East Islip Middle School in Islip Terrace on Dec. 27,...

East Islip Middle School in Islip Terrace on Dec. 27, 2015. Credit: Ian J. Stark

The family of a 12-year-old Muslim middle school student has filed a $25 million federal lawsuit against the East Islip school district, claiming the seventh-grader’s civil rights were violated when school officials forced him to sign a false confession saying he was a terrorist.
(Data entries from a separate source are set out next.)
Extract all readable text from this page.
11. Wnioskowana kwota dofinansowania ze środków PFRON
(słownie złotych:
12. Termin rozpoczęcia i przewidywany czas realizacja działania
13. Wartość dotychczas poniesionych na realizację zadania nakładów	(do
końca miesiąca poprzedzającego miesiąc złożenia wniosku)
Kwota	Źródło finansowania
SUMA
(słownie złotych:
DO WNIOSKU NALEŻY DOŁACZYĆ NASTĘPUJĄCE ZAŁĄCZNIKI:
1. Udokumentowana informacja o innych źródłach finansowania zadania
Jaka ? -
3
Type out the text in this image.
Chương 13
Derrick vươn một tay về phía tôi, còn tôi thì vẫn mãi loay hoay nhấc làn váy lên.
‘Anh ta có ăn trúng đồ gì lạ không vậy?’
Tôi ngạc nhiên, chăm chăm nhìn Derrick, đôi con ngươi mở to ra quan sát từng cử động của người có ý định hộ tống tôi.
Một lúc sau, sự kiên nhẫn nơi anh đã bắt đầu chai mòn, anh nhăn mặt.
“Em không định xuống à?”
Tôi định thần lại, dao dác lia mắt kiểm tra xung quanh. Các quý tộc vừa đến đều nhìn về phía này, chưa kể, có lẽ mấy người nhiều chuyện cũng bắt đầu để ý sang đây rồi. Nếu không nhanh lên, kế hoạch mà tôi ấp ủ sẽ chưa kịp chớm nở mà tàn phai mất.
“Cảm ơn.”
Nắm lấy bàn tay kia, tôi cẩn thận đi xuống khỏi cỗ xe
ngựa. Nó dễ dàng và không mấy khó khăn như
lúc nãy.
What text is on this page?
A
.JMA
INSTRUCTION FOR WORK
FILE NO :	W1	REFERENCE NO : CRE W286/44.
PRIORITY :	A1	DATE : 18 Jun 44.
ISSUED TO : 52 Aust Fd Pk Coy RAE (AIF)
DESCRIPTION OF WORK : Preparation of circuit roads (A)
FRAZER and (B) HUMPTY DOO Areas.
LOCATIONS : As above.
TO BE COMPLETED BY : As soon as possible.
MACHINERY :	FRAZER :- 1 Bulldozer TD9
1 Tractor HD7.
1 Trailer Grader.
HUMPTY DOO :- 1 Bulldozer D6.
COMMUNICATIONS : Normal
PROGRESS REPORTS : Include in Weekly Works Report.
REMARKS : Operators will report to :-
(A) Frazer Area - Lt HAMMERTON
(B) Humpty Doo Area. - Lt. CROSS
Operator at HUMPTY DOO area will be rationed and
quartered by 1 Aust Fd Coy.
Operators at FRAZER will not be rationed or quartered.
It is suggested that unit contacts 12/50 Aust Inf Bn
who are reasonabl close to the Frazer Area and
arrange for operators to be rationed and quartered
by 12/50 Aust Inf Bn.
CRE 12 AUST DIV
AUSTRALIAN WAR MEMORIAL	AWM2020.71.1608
The family of Nashwan Uppal, a Pakistani special-needs student from Islip Terrace, filed the suit Monday in U.S. District Court for the Eastern District of New York in Central Islip, claiming school officials forced him to confess, under extreme duress, to a terrorist act and crimes he did not commit, and “that he was a member of ISIS, a vile and infamous terrorist organization.” School officials also ignored repeated and severe incidents of bullying against Nashwan from older students, the court papers stated.

Named as defendants in the suit are East Islip Superintendent John Dolan, East Islip Middle School Principal Mark Bernard and Assistant Principal Jason Stanton. The district declined to comment Tuesday, citing the ongoing litigation.

“This was understandably an extremely traumatic event for Nashwan, his mother and his entire family,” said the family’s attorney David Antwork, of Merrick. “Nashwan, a child with social, language and learning disabilities, was confined, berated, interrogated and forced to falsely confess to horrible things by the school administrators who were supposed to be caring for him and protecting him.”

According to the suit, Nashwan was bullied and harassed on Jan. 6 in the middle school cafeteria by older students who called him a terrorist and asked him when he was going to blow up the school.

The suit said that cafeteria workers failed to notice the bullying and, after being repeatedly harassed, Nashwan said he was a terrorist and “was going to blow up the school fence.”

But court papers say that due to his learning disability, he was mimicking what the older students were saying.

The next day, Jan. 7, while he was in gym class, Nashwan was called to the principal’s office. The suit claims that Stanton “began yelling and screaming,” and he and Bernard interrogated Nashwan, including asking him if he was “part of ISIS.”

School officials searched his belongings and his locker, and did not call his parents, the court papers said. Stanton ordered him to write a confession, saying that “he was part of ISIS and knew how to make bombs.”

Nashwan, pressured under extreme duress, the court papers said, made a written confession “that he was a terrorist.”

School officials also called Suffolk police to the school, according to the lawsuit. Nashwan’s mother, Nubiasha Amar, was told that Nashwan would be suspended for one week of school for “criminal activity,” court papers said. But the court papers said he was out for a month.

Suffolk police also searched the family’s home and Nashwan’s computer but found nothing, according to the suit.

Police declined to comment Tuesday.

Court papers said the Nashwan and his parents have “suffered severe and extreme emotional distress, including, but not limited to nightmares, sleeplessness, crying, fear, humiliation and stress.”

The suit claims the school district violated Nashwan’s civil rights, discriminating against him based on his race, ethnicity, religion and national origin. It says he was also discriminated against due to his disability, was subject to unlawful search and seizure, and deprived of his rights against self-incrimination, due process and equal protection under the law. School officials also violated the Dignity for All Students Act, intentionally inflicted emotional distress and defamed him, according to the court documents.